Is there ever a time when wine isn’t trending? The answer, my friends, is a simple no. But as agricultural developments take place, and our taste for food changes over time, so too do our preference for a good ol’ glass of grape juice.
What is the story of wine, and how have our tastes changed? These are delicious questions that the people demanded answers to, so we set out to dig up some of the biggest wine trends of the past 30 years.
The raging eighties, where everything was bigger, better and wetter – especially the wine scene. Given that Californian wines exploded in the late seventies and early eighties, Chardonnay, Cali’s most notable grape variety, was everywhere. It became the go-to wine for restaurant goers, and it was suddenly chic to ask for ‘a glass of Chardonnay’ instead of a ‘glass of white.’
On the party scene, champagne was all the rage, seeing this French favourite (that was once reserved only for special occasions) become the choice of girls-about-town in every night club from here to NYC.
"On the party scene, champagne was all the rage." Image: Touchstone Pictures.
On the other end of the sparkling spectrum, we saw the introduction of wine coolers. Much like the music and fashion of the time, the eighties were all about that pop, and wine coolers were the sweet, fizzy friend of young soon-to-be wine lovers.
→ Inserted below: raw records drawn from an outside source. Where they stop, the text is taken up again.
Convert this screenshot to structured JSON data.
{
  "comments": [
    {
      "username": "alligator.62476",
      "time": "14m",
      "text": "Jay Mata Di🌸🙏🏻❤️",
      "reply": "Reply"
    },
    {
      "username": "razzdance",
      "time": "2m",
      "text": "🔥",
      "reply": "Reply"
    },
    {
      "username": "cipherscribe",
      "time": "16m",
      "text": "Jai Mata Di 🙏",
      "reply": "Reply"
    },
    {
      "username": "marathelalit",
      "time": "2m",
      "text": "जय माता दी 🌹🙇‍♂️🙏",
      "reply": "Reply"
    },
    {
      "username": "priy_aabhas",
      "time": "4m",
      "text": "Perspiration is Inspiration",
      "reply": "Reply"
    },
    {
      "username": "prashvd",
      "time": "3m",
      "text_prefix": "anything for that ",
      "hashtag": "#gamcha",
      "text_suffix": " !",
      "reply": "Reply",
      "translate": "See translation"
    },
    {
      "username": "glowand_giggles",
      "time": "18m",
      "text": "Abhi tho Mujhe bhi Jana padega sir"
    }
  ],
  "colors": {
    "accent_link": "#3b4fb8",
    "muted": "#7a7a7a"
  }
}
The Chardonnays of the eighties were bold and heavy in flavour, with vanillas and buttery flavours characterising the vintages of the time. Almost as a reaction to this, the wine connoisseurs of the nineties preferred lighter, more accessible bouquets and flavours.
As the punk and shoegaze took over the music scene, with Nirvana and Slowdive gracing our ears and supermodels painting their lips in darker shades, so too did our preference in wine deepen. Red was the new white, with Merlot quickly becoming the cream of the crop. With its round, fruity flavours that will satisfy almost any tongue, and its versatility of being both appropriate as a dinner and dessert wine, it’s easy to imagine why.